About this manuscript
Ever since the fifteenth century "Khalīl's" Mukhtaṣar fī’l-fiqh has been the most authoritative abridgement of Maliki law in Islamic Africa. It starts with six chapters on religious law and continues with fiftyfive chapters on civil law, regarding for instance marriage and divorce, war, defamation, legacies, trade or partnership. The text is very concise and therefore not always unambiguous. Nevertheless, the Mukhtaṣar was and is the handbook for African qāḍī's. It is also one of the core texts taught to advanced students of law. A shaykh would read aloud a portion to students, and then explain it in the local language - or in Arabic for the most advanced students, and after his explanations, he would continue to the next section. For each portion the teacher would also discuss some of the numerous comments that were written about Khalīl’s Mukhtaṣar.
This copy shows that the physical codex was both designed and used as a handbook. First of all, it is very small, slightly smaller even than a tin of sardines. Together with its leather envelope (see lesson 7), it weighs less than 150 grams and easily fits in a pocket – the pocket of a qāḍī’s garment. The handwriting of the principal copyists is tiny, but even and remarkably clear. The leather cover testifies of the book’s intensive use. In the middle, where it was once adorned by a blind-tooled medaillon or mandorla, it is worn by generations of thumbs.
The table of contents is given on the first leaves, in a tabular format with each section of the book, written in oblique writing in each cell (see lesson 22). The original first part of the index must have been lost, and it was replaced on the verso side of a new leaf (f 1v), with a slightly broader pen.
This codex was made by several copyists. Not only the handwriting of various parts is different, but also the style of marking chapters and sections. In the margins we find a modest number of notes of various kinds. Many of them were written by one of the copyists himself, that is not by a reader. On f 3r for instance, where the author asks God’s blessing for anyone who may copy or teach or study his book, the copyist has added words in the margin he accidentally forgot in the main text. These words التضرع الخشوع وخطاب التذلل والخضوع are placed at a right angle to the lines of the main text, beginning exactly after the word bi-lisān which they specify. (The author asks “in a tone of supplication and humility, in submission and with respect” that his work may find approval.) Two symbols for “correct” (صح , ṣaḥḥ) confirm that the omission has thus been repaired.

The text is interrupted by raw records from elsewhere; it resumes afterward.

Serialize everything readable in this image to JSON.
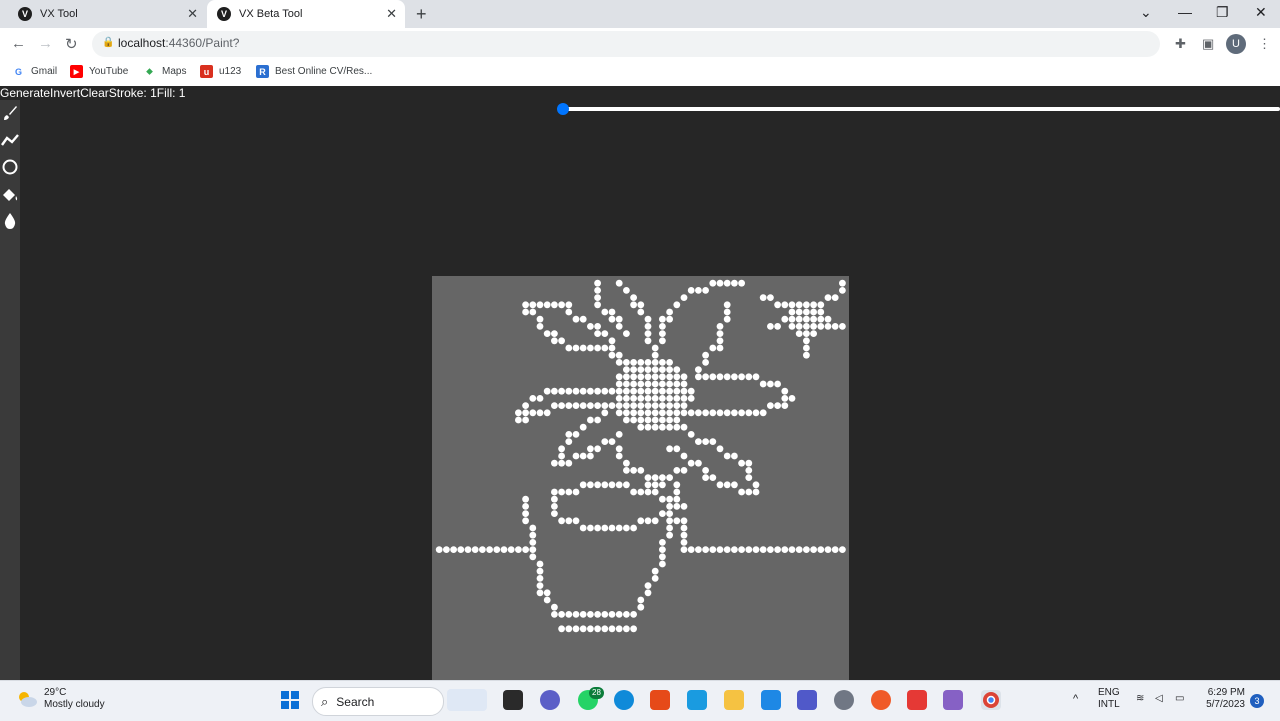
{
  "browser": {
    "tabs": [
      {
        "label": "VX Tool",
        "active": false
      },
      {
        "label": "VX Beta Tool",
        "active": true
      }
    ],
    "address": {
      "host": "localhost",
      "path": ":44360/Paint?"
    },
    "bookmarks": [
      {
        "label": "Gmail",
        "icon": "google-icon"
      },
      {
        "label": "YouTube",
        "icon": "youtube-icon"
      },
      {
        "label": "Maps",
        "icon": "maps-icon"
      },
      {
        "label": "u123",
        "icon": "u123-icon"
      },
      {
        "label": "Best Online CV/Res...",
        "icon": "resume-icon"
      }
    ],
    "profile_initial": "U"
  },
  "app": {
    "menu": {
      "generate": "Generate",
      "invert": "Invert",
      "clear": "Clear",
      "stroke": "Stroke: 1",
      "fill": "Fill: 1"
    },
    "slider_value": 0,
    "tools": [
      {
        "name": "brush-tool",
        "icon": "brush-icon"
      },
      {
        "name": "line-tool",
        "icon": "polyline-icon"
      },
      {
        "name": "circle-tool",
        "icon": "circle-icon"
      },
      {
        "name": "fill-tool",
        "icon": "paint-bucket-icon"
      },
      {
        "name": "dropper-tool",
        "icon": "drop-icon"
      }
    ],
    "colors": {
      "canvas": "#666666",
      "dots": "#ffffff",
      "background": "#262626",
      "slider": "#0075ff"
    }
  },
  "taskbar": {
    "weather": {
      "temp": "29°C",
      "condition": "Mostly cloudy"
    },
    "search_label": "Search",
    "whatsapp_badge": "28",
    "lang": {
      "line1": "ENG",
      "line2": "INTL"
    },
    "clock": {
      "time": "6:29 PM",
      "date": "5/7/2023"
    },
    "notifications": "3"
  }
}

A note on f 3v is not a correction but a reference to the opinion of a certain shaykh al-Tijanī about the reading of the word مصطكى
Just like other copies of the text, this one is divided in abwāb and fuṣūl. The words bāb (chapter) and faṣl (lesson, section) are written in red or green ink and are slightly larger than the rest of the text.
In the margins of this codex we also find the word qif, stop, for “stop and consider this” or “nota bene”. Here they serve as a specific type of reading mark, or rather as lecture marks: they mark the portion of the text a scholar would discuss in a single lecture for his students.
The numerals (also in the index) are Ghubār numerals which were used in North Africa. (see Gacek 2009, 112)
A printed version of the Mukhtaṣar: Khalīl b, Ishāq, Mukhtaṣar fī’l-fiqh ʿalā maḏhab al-imām Mālik b. Anas al-Aṣbaḥī. Paris, 1900.
About overlining and "qif": Adam Gacek, Arabic Manuscripts. A Vademecum for Readers. Brill, 2009.
Leaf through the manuscript. What do the “stop” marks reveal about the user(s) or owner(s)?
Had the first page been preserved, where consecutive owners may have written their names and dates of acquisition, it might have been possible to know how long this codex has been used by jurisconsults. Now we can only guess, based on the number of people who have been involved with it. How many different individuals have worked on or with this codex, as copyist, annotator or engaged reader? On what page(s) does a new copyist take over writing the main text?
How do we know that, in this particular manuscript, the qif-signs are lecture marks? Clue: note that they are numbered throughout the booklet, and read the marginal note adjacent to the colophon.